MAKING hard decisions about C's future in our home. A few weeks ago, we finally made the decision that we would not be able to continue caring for him once the baby arrives. It was such a difficult decision, as I felt so much guilt about asking for him to be transitioned out. Once I made the call, we had some positive and encouraging feedback from a few key people on his team. I have since then started to feel more at peace with our time with him, knowing it is okay that it was just a short time and knowing that I serve a god that is kind and gracious and completely in charge of this little boy's life. Right now, the plan is for C to move to the home that includes his full-blood brother.
ENJOYING my time being pregnant. I never thought I would say those words, as I have never enjoyed being pregnant before, but general life experience and losing a child will surely change one's heart. I just find it hard to complain about this discomfort or that problem. Hello, I have a human being growing inside me. It's so special this time around and I think I could cry a million times a day when I remember that I'm going to have a baby again. Each little kick is such a gift. I just love it. All of it. There are about 100 days left until my due date.

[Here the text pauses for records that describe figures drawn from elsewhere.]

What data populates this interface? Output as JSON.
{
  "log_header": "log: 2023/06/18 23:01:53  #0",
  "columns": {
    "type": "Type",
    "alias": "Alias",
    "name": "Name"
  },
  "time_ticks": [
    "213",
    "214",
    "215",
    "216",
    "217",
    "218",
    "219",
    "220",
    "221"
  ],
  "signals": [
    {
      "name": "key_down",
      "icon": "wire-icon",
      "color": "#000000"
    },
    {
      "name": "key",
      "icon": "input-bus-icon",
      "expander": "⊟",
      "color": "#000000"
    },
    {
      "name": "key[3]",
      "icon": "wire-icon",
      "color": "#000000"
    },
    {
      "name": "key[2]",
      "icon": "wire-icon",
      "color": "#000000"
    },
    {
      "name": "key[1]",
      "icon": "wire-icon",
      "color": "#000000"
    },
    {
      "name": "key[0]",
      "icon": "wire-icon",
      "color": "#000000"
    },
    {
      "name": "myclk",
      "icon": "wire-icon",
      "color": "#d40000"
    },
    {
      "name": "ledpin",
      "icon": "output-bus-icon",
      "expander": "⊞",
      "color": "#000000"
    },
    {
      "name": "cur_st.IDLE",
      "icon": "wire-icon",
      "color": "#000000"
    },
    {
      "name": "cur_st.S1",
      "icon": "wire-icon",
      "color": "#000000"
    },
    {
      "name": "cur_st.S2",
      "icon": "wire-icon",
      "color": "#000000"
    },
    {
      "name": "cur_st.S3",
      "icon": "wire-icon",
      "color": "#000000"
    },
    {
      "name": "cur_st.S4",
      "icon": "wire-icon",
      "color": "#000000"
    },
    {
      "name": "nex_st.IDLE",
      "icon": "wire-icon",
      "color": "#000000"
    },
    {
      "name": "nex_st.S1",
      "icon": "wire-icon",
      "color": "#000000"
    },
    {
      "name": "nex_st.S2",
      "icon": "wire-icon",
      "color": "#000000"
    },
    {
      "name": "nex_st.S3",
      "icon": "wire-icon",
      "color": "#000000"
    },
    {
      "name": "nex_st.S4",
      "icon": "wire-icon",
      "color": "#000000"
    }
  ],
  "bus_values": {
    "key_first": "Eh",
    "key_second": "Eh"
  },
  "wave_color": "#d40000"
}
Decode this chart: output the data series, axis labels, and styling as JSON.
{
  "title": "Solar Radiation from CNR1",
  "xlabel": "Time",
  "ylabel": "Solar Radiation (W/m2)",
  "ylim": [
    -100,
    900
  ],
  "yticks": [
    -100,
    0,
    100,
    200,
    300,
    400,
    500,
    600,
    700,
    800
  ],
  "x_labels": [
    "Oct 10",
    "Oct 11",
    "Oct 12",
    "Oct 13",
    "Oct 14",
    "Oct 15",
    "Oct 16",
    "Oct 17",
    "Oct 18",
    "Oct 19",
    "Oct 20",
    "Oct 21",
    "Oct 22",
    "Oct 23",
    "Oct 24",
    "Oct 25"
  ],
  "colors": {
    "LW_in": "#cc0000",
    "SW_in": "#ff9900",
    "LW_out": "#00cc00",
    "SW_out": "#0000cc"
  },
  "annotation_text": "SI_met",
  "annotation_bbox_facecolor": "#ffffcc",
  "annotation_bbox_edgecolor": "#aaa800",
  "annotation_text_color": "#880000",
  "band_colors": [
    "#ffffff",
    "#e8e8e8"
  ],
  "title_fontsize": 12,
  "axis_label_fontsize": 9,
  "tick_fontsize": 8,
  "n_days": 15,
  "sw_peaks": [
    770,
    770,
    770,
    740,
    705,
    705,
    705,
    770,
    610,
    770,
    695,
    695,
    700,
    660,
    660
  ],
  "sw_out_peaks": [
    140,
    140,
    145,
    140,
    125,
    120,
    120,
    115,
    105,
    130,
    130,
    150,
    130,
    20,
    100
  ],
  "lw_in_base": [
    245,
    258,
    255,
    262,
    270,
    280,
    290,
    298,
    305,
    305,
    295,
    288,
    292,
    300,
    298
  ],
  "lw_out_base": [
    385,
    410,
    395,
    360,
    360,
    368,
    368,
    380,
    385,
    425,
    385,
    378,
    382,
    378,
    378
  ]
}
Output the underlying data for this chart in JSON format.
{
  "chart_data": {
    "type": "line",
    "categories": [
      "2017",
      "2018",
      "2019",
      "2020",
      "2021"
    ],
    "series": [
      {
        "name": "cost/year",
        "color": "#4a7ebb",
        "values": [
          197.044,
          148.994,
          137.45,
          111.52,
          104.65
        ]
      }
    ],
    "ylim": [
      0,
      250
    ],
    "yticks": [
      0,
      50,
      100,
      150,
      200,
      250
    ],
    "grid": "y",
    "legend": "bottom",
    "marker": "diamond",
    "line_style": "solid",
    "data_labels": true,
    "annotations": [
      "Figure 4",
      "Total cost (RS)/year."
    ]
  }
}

That's all. I'm done. I've been typing way too long. I must go check on the children now.
Posted by My Head to My Toes at 8:11 PM
Wednesday, September 25, 2013
This past weekend we got to spend some time with the Thomas family because Aunt Jennifer got married. Cousin Elizabeth played and laughed with Lilah until they were both delirious. Unbelievably sweet. The pictures just don't do their relationship justice. It was the best, really. Lilah even got to have her first real-ish sleepover with Elizabeth. Oh those two are so special.